In dieser Woche war es wieder einmal soweit. Da haute der Ministerpräsident im Streit über zwei Genozid-Resolutionen aus den USA und Schweden ordentlich auf die Pauke. Erdogans Logik: Weil armenische Lobbyisten im Ausland für die Resolutionen verantwortlich seien, in denen der Völkermord an über einer Million Armeniern im Schatten des Ersten Weltkrieges beim Namen genannt wird, müsse sich die Türkei jetzt wehren und gegen Armenier im eigenen Land vorgehen. Aber natürlich nur gegen solche, die keinen türkische Staatsangehörigkeit besäßen. "Ich muss sie nicht in meinem Land behalten. Wenn nötig sage ich ihnen: Auf geht's, zurück in euer Land", so der Premier. Ein echter Erdoganismus.
Und bestechend logisch, wie der Hürriyet-Journalist Yilmaz Özdil ironisch befindet: "Um zu beweisen, dass wir die Armenier nicht verjagt haben, verjagen wir sie. Um zu beweisen, dass wir keine Vertreibung gemacht haben, führen wir eine durch. Das ist eine Komödie."

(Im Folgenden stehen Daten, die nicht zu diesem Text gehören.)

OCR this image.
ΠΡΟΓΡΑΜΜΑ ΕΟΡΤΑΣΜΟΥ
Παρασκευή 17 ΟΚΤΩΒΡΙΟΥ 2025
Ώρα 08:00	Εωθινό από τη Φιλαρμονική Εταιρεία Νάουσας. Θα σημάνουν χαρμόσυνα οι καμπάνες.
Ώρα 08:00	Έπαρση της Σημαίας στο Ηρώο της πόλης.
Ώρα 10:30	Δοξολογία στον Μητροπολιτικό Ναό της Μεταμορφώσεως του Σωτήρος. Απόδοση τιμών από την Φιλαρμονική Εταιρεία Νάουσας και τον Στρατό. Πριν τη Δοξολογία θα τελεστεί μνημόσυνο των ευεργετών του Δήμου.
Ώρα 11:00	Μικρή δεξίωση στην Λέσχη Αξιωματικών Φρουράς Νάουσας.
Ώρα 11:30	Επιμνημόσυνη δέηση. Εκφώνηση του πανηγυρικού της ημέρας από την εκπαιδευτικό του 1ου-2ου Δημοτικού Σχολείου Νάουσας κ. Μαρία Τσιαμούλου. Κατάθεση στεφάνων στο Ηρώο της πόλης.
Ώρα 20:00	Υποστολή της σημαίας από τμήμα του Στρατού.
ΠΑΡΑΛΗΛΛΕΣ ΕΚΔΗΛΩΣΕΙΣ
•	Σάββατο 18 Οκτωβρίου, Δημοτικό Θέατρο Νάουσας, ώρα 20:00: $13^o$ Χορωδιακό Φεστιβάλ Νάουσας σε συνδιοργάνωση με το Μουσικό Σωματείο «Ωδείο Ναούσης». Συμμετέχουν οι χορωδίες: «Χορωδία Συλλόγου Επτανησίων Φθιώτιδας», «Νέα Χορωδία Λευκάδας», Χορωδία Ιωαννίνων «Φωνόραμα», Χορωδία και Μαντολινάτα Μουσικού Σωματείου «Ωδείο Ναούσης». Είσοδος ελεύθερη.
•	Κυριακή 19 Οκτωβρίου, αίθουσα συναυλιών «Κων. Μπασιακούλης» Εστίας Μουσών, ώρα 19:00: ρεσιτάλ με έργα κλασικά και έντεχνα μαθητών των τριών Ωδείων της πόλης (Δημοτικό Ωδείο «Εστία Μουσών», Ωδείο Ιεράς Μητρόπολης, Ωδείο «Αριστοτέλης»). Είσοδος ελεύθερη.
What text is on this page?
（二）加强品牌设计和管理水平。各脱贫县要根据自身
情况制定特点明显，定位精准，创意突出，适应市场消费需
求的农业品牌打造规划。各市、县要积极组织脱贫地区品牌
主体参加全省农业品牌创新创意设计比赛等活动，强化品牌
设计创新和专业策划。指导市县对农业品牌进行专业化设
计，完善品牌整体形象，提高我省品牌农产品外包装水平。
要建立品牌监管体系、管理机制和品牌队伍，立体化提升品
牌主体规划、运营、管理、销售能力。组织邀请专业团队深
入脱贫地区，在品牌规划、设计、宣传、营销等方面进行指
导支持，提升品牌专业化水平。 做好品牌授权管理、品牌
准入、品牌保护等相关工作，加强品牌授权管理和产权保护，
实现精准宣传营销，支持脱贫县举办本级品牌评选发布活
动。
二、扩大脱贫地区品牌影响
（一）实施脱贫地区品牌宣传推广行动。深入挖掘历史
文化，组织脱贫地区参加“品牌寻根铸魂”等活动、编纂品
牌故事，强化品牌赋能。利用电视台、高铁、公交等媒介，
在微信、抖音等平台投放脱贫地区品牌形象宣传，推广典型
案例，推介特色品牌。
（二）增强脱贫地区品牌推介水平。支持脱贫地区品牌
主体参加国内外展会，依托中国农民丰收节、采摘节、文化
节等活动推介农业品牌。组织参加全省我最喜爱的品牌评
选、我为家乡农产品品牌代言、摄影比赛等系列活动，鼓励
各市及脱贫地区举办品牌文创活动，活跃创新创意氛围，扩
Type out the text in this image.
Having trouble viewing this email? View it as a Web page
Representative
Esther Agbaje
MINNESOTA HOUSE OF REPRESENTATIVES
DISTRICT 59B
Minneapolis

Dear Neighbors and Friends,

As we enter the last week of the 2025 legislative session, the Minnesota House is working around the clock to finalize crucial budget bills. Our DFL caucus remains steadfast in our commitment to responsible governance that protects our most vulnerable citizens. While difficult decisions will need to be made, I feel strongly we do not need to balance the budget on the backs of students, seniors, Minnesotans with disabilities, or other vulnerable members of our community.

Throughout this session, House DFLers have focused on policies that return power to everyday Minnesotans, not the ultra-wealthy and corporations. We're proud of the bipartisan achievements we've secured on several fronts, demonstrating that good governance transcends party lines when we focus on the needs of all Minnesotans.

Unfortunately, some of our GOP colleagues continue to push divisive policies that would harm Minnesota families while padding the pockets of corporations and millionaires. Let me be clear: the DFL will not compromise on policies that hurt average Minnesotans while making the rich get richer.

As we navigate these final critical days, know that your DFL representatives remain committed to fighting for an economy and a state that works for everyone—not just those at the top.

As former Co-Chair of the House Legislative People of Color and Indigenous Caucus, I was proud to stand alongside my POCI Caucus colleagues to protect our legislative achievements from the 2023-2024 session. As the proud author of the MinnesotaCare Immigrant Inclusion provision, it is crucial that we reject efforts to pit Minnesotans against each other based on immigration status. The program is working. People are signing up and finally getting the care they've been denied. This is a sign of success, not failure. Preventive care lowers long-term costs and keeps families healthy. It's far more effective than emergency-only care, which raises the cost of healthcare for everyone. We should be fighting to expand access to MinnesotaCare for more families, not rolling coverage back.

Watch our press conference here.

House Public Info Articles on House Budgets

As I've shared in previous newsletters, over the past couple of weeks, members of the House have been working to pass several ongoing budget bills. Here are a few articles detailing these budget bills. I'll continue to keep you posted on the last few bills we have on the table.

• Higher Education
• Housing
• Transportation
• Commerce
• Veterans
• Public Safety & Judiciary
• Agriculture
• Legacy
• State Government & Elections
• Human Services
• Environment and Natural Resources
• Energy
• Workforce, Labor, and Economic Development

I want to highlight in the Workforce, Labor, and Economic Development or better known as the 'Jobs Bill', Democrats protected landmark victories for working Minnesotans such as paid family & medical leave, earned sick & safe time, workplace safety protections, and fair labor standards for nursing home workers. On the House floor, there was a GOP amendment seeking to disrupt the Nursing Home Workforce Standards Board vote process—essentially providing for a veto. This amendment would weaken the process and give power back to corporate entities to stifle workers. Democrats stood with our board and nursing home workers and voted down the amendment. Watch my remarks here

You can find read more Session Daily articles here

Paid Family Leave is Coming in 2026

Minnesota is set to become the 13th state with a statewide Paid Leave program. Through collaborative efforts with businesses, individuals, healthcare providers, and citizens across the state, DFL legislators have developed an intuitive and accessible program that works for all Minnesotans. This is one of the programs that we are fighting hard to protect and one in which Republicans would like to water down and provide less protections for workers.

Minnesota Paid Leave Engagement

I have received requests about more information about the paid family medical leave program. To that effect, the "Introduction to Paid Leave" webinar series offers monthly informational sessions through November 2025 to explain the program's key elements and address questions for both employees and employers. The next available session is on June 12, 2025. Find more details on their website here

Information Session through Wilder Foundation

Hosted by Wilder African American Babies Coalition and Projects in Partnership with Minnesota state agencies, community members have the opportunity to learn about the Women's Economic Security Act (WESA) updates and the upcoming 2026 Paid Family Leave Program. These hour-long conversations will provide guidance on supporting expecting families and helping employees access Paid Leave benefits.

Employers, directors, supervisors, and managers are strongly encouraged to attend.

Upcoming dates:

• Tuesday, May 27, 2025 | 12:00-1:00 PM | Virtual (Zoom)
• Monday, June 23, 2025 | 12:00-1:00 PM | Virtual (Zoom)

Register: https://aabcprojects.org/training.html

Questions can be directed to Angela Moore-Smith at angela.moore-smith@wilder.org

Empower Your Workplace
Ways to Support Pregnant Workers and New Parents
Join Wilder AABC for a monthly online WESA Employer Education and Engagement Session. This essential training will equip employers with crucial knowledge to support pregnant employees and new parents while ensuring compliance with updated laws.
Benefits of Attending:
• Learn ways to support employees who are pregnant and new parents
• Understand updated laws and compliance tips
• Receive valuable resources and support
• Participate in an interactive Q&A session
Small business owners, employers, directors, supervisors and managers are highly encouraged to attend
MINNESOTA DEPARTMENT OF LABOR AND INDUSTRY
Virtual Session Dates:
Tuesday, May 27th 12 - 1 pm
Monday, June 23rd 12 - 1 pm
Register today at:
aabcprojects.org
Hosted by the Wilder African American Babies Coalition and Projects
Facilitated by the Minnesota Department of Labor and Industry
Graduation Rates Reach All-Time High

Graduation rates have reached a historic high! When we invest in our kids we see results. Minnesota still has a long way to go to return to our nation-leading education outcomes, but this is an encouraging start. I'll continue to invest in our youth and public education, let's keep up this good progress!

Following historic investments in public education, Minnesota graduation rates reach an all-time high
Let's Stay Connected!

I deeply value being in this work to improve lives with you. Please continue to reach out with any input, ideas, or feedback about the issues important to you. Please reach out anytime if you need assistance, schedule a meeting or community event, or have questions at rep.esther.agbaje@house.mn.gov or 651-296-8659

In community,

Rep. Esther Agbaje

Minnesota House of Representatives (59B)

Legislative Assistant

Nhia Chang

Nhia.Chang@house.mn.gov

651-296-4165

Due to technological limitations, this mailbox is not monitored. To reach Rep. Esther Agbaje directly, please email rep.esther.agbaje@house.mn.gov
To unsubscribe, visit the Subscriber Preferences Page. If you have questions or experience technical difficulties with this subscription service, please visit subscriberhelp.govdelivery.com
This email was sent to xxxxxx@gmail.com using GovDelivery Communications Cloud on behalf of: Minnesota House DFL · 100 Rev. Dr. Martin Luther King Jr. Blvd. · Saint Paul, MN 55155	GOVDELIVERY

"Wie der Rechtspopulist Geert Wilders"
Warum die Türkei eigentlich nicht Amerikaner und Schweden ausweise, will der Armenier Ara Papyan wissen, der Erdogan eine gedankliche Nähe zum niederländischen Rechtspopulisten Geert Wilders vorwirft. Und wie die neuerlichen Deportationen denn durchgeführt werden sollten? "Es ist dreist, ein menschliches Drama vorzuschlagen", sagt der Istanbuler Politologe Cengiz Aktar. Und reichlich widersprüchlich: "Um im großen Stil abzuschieben, müsste man die türkisch-armenische Grenze öffnen, aber bis jetzt weigert sich die Regierung, diese zu öffnen."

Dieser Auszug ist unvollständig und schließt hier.